Notwithstanding any obligation mentioned hereinabove the Client:
a) will copy, reproduce or otherwise retransmit Confidential Information only as it may reasonably be necessary for the purpose approved (in writing) by PTV (prominently marking each copy, reproduction or retransmission as confidential) and kee Confidential Information under security conditions no less rigorous than those used for the Client’s own Confidential Information of equivalent sensitivity, but no less than reasonable care under the circumstances, and in any event take reasonable precautions for its safe custody.
b) will not reverse engineer, disassemble or decompile any part of the Confidential Information without written consent of PTV.
a) The Parties agree not to disclose any Confidential Information, including the existence of discussions concerning a possible business cooperation between the Parties, to any third Party without the prior written consent of the other Party.
b) The terms of this agreement are applicable to each party’s subsidiaries, whether partly or wholly owned
15.5. The Client shall safeguard and secure Confidential Information in such a way that any abuse by or disclosure to third parties is excluded.

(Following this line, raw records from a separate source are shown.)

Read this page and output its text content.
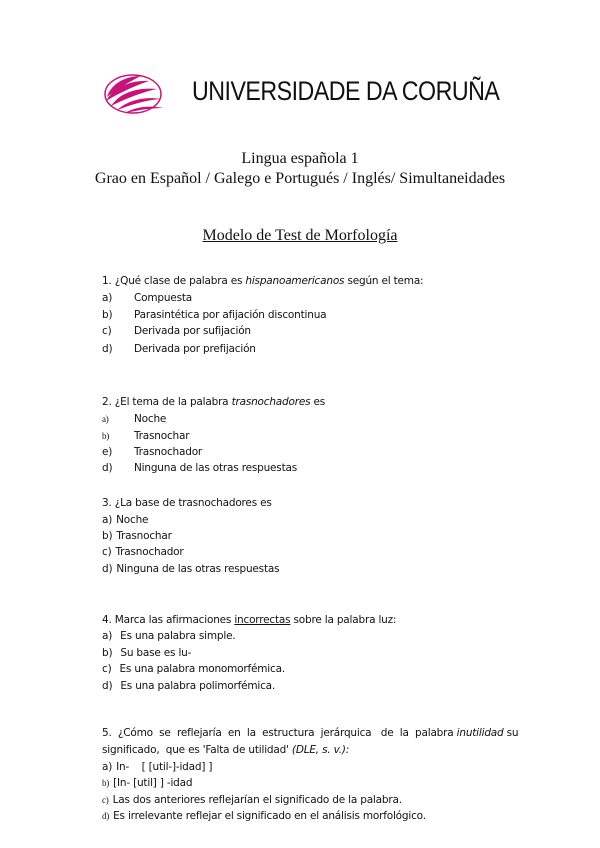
UNIVERSIDADE DA CORUÑA
Lingua española 1
Grao en Español / Galego e Portugués / Inglés/ Simultaneidades
Modelo de Test de Morfología
1. ¿Qué clase de palabra es hispanoamericanos según el tema:
a) Compuesta
b) Parasintética por afijación discontinua
c) Derivada por sufijación
d) Derivada por prefijación
2. ¿El tema de la palabra trasnochadores es
a) Noche
b) Trasnochar
e) Trasnochador
d) Ninguna de las otras respuestas
3. ¿La base de trasnochadores es
a) Noche
b) Trasnochar
c) Trasnochador
d) Ninguna de las otras respuestas
4. Marca las afirmaciones incorrectas sobre la palabra luz:
a) Es una palabra simple.
b) Su base es lu-
c) Es una palabra monomorfémica.
d) Es una palabra polimorfémica.
5.  ¿Cómo  se  reflejaría  en  la  estructura  jerárquica   de  la  palabra inutilidad su
significado,  que es 'Falta de utilidad' (DLE, s. v.):
a) In-    [ [util-]-idad] ]
b) [In- [util] ] -idad
c) Las dos anteriores reflejarían el significado de la palabra.
d) Es irrelevante reflejar el significado en el análisis morfológico.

15.6. For a period of two (2) years from the conclusion of the Agreement, the Client shall refrain, and shall procure that the Client's affiliates refrain, from:
a) influencing or attempting to influence any customer, supplier, consultant or other third party maintaining a contractual or other business relationship with PTV or any affiliate of PTV to terminate or discontinue such relationship or to reduce the volume of goods or services provided thereunder; or
b) soliciting or attempting to solicit the service or employment of any current or future director, officer or employee of PTV or any affiliate of PTV.
§16. Contractual Penalty
The Client shall pay to PTV for each instance of a culpable breach of the obligations pursuant to these GTC, particularly, but not limited to, the illegitimate use or exploitation of Deliveries and/or a breach of the duties of Secrecy and Safekeeping, a reasonable contractual penalty to be determined by PTV and verified as to its reasonableness by the competent court in case of dispute. PTV reserves the right to claim further damages and to exercise any other rights related to such breach.
§17. Applicable Law, Venue
17.1. The law of the Federal Republic of Germany to the exclusion of the German rules on conflict of laws and the UN CISG dated 11 April 1980 applies to the Agreement and all legal relations between PTV AG and the Client.
17.2. If the Client is a Merchant, a legal person governed by public law or a legal entity governed by public law, or if the Client has no venue within Germany, the venue for all disputes arising under or in connection with the Agreement is the registered office of PTV AG.
§18. Written Form
Simple electronic form (email or fax) is sufficient to satisfy any written form requirement stipulated in these GTC; this does not apply to notices of termination or withdrawal which shall always require delivery of an original document signed by the respective Contracting Party.